– «Teriel. Rose Dupré!» – прочел Бретейль адрес… – Так ты уже не Марьетта, а Роза!.. Дюпре, а не Карадоль! Как же тебя звать-то теперь?
– О, здесь я Марьетта… Я хочу быть Марьеттой. Отдохнуть. Позабыть на время mon nom de guerre[58]… Подышать свободно. C’est si bon[59], – побыть на родине! – с чувством произнесла она… – Вот они мои милые поля, вон лесочек, где я зайцев пугала. А вот домик кузнеца. Вон и лавка, куда меня всегда гоняла мать за кофе и сахаром… И глядите… Глядите… Вон и ваш сад. Ах, как все разрослось… А это чей же дом. Вон тот, большой?

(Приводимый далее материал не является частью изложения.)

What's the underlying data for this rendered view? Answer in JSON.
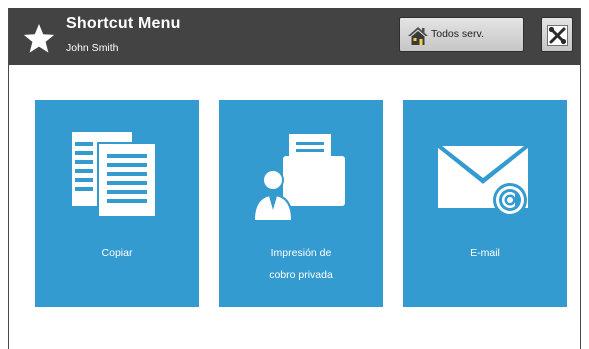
{
  "header": {
    "title": "Shortcut Menu",
    "user": "John Smith",
    "icon": "star-icon",
    "home_button": {
      "label": "Todos serv.",
      "icon": "home-icon"
    },
    "tools_button": {
      "icon": "tools-icon"
    }
  },
  "tiles": [
    {
      "label_lines": [
        "Copiar"
      ],
      "icon": "copy-icon"
    },
    {
      "label_lines": [
        "Impresión de",
        "cobro privada"
      ],
      "icon": "private-print-icon"
    },
    {
      "label_lines": [
        "E-mail"
      ],
      "icon": "email-icon"
    }
  ],
  "colors": {
    "header_bg": "#434343",
    "tile_bg": "#349bd0",
    "text_light": "#ffffff"
  }
}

И с восторженным лицом, оглядываясь вокруг себя оживленным взором, молодая женщина болтала, расспрашивала, охала, удивлялась и поминутно восклицала:
– Неужели Берта еще не замужем? Впрочем, ведь она такая дурнушка. – Как! Бедная Клера умерла? Отчего? Неужели этот проходимец Баптист командует над моей матерью?! А где Жорж, Пьер, Сюзанна… Белокурая Nini жива ли? Ninon Бретейль, ваша племянница.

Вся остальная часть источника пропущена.